It is unlikely that the decision last year by the ruling ANC to appoint Danny Jordaan as mayor of the Nelson Mandela Bay metro, in the Eastern Cape, will reap rewards in this year’s local government elections, specifically if securing a greater share of the important coloured vote was one of its key objectives. But there is a larger and more important question: why is it that the coloured vote has been so elusive for the ANC throughout the country, including in the Western Cape, where it is still the biggest ethnic group in elections, since 1994?
This question is especially important given two facts. One, the powerful United Democratic Front (UDF) was launched in the biggest coloured township in Cape Town, Mitchells Plain, in 1983. Two, under apartheid the UDF had achieved what no other party had before: substantial unity in action of coloured and African working-class communities around a wide range of common political and socioeconomic demands.
Ever since the mining revolution of the 1850s and the industrialisation of South Africa coloured people have been overwhelmingly working class and poor, largely deprived of a rural base as a means of subsistence, even if meagre, which African workers had and which they could retreat to when they lost jobs and income in the cities. Bear in mind too that coloured people are the only black people in this country who experienced the horrors of classical slavery in the Western Cape: bought and sold as slaves on the market.
So how could the ANC have failed to secure a simple majority of the coloured vote, not only in Cape Town but in most other parts of the country since 1994? This is one of the most interesting and intriguing political questions but one which political scientists and the media have not paid adequate attention to. The black working class consisted overwhelmingly of African and coloured workers. The Indian working class has always been relatively small.
However, today with local government elections a few months away the relevance of this cardinal electoral question is striking, especially since local coalition politics is bound to become prominent in the years ahead, following the significant decline in support for the ANC across the country over the past decade. The coloured vote will be an important factor in such politics and will revolve mainly around whether that vote goes to the ANC or the DA.
The decision to prematurely disband the UDF in 1992, two years before the 1994 election, was the biggest political and strategic mistake the ANC made regarding the coloured vote, seemingly under pressure to do so by the exile-based ANC leadership, which had seen the UDF as a potential opponent or competitor and for many as too militant with its socialistic undertones. The vacuum that resulted from the disbanding of the UDF was assiduously exploited by the Nationalist Party, especially since the ANC was still struggling to re-establish itself in the country after it was banned for decades. The result was that the ANC was roundly defeated in the Western Cape in the first-ever non-racial elections in our history in 1994, from which it has never recovered. That the ANC lost in the birthplace of the UDF – which was overtly pro-ANC – was a massive and tragic irony.

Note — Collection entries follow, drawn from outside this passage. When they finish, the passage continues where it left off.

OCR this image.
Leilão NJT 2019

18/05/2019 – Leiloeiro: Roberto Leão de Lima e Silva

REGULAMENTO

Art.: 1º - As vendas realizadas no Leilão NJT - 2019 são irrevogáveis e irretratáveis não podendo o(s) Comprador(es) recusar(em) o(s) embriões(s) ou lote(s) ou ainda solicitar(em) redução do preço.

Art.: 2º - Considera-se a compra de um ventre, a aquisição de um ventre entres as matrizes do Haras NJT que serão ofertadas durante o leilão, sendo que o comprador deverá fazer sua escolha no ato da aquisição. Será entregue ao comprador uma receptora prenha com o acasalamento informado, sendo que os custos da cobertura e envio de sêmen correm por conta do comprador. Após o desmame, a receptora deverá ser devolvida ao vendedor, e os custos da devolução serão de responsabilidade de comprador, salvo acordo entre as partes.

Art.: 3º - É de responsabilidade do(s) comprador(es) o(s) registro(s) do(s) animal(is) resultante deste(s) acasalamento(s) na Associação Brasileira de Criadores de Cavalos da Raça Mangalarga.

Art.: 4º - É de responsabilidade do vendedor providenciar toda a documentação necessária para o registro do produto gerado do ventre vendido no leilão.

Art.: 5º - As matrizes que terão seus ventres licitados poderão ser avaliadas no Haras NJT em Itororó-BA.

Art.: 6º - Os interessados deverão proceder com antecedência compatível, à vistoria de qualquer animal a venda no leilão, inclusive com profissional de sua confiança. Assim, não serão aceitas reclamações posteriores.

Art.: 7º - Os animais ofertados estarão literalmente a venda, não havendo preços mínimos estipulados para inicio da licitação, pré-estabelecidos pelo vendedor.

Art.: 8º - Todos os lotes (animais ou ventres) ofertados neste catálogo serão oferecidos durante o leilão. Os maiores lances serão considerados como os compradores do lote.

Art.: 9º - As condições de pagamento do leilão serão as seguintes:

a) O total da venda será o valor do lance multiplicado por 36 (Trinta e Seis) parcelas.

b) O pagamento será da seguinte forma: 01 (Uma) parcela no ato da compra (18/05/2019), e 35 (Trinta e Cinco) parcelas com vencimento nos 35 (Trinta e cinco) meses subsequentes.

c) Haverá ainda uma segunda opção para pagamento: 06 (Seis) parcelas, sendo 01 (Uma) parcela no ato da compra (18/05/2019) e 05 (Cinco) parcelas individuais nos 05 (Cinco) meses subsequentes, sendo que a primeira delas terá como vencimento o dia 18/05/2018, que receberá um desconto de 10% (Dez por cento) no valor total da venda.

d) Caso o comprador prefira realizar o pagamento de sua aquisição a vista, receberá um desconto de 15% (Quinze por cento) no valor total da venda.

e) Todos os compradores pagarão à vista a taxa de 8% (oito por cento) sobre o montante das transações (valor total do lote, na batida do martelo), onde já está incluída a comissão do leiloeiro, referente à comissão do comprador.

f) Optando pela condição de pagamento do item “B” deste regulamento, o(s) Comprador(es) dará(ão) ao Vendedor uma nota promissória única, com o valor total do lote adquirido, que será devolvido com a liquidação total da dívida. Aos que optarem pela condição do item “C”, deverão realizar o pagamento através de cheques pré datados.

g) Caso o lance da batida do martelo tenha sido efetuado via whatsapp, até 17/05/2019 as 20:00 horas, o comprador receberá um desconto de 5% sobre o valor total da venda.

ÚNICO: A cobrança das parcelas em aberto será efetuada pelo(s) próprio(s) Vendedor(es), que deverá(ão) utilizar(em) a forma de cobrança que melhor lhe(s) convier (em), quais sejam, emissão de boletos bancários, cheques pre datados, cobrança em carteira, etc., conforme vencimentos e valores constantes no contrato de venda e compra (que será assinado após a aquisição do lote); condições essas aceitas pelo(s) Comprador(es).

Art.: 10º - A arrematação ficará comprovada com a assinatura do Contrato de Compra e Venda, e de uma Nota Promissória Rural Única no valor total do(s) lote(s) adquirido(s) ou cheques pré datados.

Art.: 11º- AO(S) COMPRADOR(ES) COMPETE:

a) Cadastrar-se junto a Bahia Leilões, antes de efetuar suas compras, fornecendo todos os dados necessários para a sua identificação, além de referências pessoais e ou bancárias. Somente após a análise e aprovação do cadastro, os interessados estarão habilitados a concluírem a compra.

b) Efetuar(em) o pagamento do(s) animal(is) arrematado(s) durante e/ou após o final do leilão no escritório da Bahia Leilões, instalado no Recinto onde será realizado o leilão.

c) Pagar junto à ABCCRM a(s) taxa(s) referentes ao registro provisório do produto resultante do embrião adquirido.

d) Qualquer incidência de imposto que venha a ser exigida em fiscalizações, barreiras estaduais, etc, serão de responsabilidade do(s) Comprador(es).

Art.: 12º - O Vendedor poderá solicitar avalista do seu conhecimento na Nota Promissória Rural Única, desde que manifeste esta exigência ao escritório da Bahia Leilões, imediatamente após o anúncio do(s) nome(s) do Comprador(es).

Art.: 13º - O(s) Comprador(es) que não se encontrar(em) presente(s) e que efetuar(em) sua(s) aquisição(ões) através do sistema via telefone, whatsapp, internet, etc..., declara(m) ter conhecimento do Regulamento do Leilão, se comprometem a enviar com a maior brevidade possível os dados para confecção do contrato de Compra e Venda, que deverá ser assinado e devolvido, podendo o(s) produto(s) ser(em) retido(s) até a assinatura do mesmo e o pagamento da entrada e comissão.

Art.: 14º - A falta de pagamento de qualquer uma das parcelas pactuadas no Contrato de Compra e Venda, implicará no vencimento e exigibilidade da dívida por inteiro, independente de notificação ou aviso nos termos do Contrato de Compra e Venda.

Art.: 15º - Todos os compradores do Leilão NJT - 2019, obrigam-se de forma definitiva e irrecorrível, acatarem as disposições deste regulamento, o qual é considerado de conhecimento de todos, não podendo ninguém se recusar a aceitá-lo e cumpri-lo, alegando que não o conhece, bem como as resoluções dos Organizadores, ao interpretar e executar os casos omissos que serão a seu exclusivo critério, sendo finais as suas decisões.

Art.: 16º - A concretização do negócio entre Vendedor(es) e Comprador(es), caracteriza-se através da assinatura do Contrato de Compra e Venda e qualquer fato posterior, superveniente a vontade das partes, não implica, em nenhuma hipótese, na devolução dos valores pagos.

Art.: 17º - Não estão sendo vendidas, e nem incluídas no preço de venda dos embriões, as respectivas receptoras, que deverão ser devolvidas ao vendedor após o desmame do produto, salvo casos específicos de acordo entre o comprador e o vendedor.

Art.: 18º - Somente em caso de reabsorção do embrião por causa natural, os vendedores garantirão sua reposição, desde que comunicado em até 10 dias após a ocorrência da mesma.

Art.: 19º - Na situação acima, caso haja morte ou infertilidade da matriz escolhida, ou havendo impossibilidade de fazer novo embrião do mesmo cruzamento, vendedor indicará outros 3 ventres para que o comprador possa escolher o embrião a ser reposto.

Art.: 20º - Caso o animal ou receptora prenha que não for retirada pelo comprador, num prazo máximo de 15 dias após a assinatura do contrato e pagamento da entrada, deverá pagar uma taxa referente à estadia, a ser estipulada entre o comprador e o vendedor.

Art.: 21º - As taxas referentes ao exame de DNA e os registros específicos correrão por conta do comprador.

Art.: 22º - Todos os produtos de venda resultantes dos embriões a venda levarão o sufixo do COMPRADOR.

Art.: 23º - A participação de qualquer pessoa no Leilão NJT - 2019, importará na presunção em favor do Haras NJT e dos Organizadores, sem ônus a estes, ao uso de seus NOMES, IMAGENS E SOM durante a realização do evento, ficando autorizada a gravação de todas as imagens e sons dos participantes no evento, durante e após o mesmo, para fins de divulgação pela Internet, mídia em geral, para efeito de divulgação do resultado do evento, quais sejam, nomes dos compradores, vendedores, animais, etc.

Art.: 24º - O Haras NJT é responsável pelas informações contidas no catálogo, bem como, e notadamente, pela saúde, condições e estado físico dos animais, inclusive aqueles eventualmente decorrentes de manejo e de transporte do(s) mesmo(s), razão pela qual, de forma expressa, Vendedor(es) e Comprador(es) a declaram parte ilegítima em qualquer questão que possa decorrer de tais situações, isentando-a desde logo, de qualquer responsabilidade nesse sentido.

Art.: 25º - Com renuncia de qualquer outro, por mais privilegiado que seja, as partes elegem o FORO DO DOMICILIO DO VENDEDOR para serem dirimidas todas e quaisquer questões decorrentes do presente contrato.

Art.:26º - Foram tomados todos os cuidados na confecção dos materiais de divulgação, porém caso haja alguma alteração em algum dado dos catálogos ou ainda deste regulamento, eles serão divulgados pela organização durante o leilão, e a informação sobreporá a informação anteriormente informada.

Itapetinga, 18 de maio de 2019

Besides, not many realised that this defeat was historic for the wrong reason: never before did an oppressed and exploited peoples vote for their oppressors and exploiters in their first-ever democratic election, meant to celebrate their liberation from them. Never. It is unheard of in the global history of colonialism and imperialism. This was the most damning paradox in post-apartheid South Africa, the consequences of which still persist to this day. The ANC mistakenly took it for granted that the massive groundswell of support the UDF had, especially in the Western Cape, would automatically translate into ongoing electoral support for the ANC but it was not to be.
Among many other social ills, there is a pervasive sense of disgruntlement within the coloured community of having not benefited adequately from affirmative action, employment equity and black economic empowerment policies, especially in the Western Cape, where they are still a majority.
Today, in a supposedly post-apartheid non-racial constitutional democracy the worst effects of the divide and rule policies of the apartheid period – which was considerably overcome by the UDF – has returned to bedevil relations between coloured and African communities across the country. Just like the biggest beneficiary of this divide in 1994 was the then Nationalist Part, today it is the Democratic Alliance, which has succeeded in capturing most of the coloured vote around the country.
For this the ANC must take primary responsibility, especially since coloured people have always been an organic and inseparable part of the oppressed and exploited peoples of this country. The non-racial fraternity in struggle between African and coloured people of the UDF days is sadly dead. Whereas the coloured and African working-class communities, by virtue of largely similar socioeconomic conditions, should have been natural allies, they seem more apart today than before.
As a reflection of such deep alienation coloured working-class communities, from Manenberg and Elsies River in the Western Cape to Eldorado Park and Westbury in Johannesburg, are riddled with gangsterism, crime, drugs and alcohol abuse. The twin scourges of drugs and alcohol have had a devastating impact on these communities over the years. It is very significant that it is in these communities that the DA has made massive inroads over the past decade, as a direct result of their alienation from the ANC.
So palpably deep is this alienation, especially among coloured youth, that rather than reverse previous electoral trends the elections in a few months is likely to see even further loss of support to the DA. This is unfortunately due to the fact that the ANC has still not imbibed lessons from our history.
Ebrahim Harvey is a political writer, analyst and author.